NASA Solar Probe 'Touched the Sun' but is Enduring Dangerous Plasma Explosions
upstart writes:
NASA solar probe 'touched the sun' but is enduring dangerous plasma explosions:
The Parker Solar Probe is an engineering marvel, designed by NASA to "touch the sun" and reveal some of the star's most closely guarded secrets. The scorch-proof craft, launched by NASA in August 2018, has been slowly sidling up to our solar system's blazing inferno for the past three years, studying its magnetic fields and particle physics along the way. It's been a successful journey, and the probe has been racking up speed records. In 2020, it became the fastest human-made object ever built.
But Parker is learning a lesson about the consequences of its great speed: constant bombardment by space dust.
Space dust is a pervasive element of our solar system and likely many other planetary systems in the universe. Tiny particles of dust, a quarter the width of a human hair and generated by asteroids and comets, are locked in a forever dance around the sun. Parker, whipping around the sun at almost unfathomable speeds, constantly collides with the grains, and as they hit its metallic body, they heat up, get vaporized and ionized, and become plasma.
Basically, Parker is being bombarded by dust at such speed that its body is constantly experiencing plasma explosions.

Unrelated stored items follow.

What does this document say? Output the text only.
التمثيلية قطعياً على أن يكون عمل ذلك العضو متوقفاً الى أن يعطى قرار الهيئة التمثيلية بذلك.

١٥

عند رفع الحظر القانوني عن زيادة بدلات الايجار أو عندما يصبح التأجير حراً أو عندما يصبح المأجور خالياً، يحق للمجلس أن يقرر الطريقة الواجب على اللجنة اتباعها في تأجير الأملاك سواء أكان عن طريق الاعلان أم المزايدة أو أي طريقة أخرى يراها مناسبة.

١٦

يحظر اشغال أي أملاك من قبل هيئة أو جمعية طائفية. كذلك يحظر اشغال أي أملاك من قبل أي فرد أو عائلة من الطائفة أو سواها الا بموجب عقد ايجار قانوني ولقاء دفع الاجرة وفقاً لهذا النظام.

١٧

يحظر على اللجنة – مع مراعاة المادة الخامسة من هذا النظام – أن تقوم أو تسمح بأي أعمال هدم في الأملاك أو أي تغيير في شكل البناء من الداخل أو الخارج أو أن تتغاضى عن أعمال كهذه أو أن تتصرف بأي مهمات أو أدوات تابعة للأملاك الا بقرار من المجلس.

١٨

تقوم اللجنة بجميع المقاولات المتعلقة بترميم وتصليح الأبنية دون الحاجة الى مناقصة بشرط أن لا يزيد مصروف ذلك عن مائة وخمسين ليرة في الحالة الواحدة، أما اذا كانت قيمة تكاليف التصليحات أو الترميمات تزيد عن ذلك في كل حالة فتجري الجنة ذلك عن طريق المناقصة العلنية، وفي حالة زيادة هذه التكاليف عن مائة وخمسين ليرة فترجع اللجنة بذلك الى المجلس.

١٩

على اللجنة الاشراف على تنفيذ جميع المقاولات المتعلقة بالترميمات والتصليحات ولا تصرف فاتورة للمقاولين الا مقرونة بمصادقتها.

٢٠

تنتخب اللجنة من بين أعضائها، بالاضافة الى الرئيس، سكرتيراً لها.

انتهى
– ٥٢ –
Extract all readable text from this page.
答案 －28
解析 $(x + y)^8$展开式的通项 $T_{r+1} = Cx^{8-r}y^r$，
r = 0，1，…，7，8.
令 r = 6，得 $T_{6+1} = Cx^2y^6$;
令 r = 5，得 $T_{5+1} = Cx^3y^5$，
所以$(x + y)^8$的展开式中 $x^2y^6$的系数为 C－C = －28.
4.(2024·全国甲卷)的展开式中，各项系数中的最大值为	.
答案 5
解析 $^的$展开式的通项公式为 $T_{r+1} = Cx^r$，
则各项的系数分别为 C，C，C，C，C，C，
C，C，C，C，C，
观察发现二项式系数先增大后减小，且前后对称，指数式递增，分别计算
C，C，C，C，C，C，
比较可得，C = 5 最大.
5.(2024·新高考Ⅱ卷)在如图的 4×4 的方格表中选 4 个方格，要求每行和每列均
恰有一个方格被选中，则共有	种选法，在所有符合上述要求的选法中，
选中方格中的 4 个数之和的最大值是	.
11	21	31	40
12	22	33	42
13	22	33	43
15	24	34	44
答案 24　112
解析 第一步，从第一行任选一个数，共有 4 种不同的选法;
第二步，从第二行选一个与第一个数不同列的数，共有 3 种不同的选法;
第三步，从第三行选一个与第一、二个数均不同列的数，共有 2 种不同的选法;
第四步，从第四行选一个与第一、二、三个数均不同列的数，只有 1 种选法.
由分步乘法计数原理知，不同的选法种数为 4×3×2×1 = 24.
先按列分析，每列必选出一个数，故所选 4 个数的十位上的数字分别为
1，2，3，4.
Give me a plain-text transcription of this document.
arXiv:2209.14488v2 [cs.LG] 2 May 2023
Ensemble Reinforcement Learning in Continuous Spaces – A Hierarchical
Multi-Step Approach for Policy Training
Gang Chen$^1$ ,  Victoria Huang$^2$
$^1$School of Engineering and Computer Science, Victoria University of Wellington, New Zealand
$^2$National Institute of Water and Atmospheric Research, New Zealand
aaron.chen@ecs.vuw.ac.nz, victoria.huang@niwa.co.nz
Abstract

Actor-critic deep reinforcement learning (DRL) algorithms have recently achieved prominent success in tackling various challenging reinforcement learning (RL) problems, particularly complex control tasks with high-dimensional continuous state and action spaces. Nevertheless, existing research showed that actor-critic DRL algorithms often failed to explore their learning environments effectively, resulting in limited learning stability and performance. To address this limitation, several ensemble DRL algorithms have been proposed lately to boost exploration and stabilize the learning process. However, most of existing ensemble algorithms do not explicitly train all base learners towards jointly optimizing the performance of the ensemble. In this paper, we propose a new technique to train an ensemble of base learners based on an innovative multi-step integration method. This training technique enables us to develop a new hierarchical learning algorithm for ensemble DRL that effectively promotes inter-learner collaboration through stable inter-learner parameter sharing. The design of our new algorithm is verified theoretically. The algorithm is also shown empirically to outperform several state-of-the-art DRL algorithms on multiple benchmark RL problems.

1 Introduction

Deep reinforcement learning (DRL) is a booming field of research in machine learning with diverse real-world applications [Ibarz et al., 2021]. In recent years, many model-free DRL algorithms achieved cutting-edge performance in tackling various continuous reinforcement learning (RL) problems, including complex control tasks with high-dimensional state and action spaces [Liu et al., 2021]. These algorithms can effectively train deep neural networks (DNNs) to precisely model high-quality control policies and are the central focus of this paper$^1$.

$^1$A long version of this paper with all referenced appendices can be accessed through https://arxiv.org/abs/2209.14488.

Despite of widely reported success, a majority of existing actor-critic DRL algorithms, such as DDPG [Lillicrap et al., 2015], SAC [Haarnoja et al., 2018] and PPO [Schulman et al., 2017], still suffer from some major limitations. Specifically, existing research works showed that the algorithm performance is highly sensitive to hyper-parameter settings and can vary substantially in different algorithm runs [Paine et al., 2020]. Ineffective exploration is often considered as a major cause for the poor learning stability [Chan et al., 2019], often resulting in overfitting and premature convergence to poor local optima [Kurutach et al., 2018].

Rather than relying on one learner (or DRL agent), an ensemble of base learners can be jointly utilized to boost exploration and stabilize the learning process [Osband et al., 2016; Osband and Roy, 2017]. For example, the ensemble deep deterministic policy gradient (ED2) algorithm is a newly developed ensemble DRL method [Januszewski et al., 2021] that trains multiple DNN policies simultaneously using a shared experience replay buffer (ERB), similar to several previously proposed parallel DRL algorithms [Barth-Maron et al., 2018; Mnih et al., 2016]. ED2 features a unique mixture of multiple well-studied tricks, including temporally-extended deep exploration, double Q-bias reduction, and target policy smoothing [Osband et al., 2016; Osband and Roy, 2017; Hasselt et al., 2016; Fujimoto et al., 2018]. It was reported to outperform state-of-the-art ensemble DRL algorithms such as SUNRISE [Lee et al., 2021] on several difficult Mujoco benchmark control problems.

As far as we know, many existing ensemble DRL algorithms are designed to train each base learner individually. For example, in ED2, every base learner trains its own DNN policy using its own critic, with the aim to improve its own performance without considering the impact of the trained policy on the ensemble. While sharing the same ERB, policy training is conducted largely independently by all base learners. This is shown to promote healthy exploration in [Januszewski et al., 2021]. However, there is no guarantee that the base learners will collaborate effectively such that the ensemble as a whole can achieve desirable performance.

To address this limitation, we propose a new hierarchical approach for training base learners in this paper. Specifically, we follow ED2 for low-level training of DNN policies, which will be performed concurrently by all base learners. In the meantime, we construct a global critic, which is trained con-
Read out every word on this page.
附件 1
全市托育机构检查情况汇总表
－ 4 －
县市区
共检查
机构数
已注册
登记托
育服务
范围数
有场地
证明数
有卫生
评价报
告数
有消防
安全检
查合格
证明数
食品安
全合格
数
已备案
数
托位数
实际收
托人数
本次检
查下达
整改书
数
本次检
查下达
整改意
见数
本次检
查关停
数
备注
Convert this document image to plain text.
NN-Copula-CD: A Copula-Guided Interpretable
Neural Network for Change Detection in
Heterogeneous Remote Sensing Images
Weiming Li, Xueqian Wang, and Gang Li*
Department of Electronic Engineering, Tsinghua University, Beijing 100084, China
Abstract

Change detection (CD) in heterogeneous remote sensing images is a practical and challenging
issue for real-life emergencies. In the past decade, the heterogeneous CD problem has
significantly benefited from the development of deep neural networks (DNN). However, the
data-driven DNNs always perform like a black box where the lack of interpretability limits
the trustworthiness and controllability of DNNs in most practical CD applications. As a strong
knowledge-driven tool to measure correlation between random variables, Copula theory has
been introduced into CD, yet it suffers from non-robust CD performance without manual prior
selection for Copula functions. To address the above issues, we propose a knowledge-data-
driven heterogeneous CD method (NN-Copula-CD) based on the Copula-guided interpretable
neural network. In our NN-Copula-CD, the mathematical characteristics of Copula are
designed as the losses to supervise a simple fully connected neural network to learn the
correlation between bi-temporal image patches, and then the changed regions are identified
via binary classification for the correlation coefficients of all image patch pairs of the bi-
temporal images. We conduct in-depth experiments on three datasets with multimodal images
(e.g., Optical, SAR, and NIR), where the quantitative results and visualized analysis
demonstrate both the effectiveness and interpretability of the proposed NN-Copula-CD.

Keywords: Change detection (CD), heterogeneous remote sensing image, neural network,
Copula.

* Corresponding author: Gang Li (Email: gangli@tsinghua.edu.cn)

Using Fields, the probe's instrument for measuring magnetic fields, and Wispr, an imaging device that can snap photos of the sun and study the density of electrons in its corona, a team of scientists at the University of Colorado, Boulder's Laboratory for Atmospheric and Space Physics (LASP) and the Johns Hopkins University Applied Physics Laboratory studied the severity of these impacts.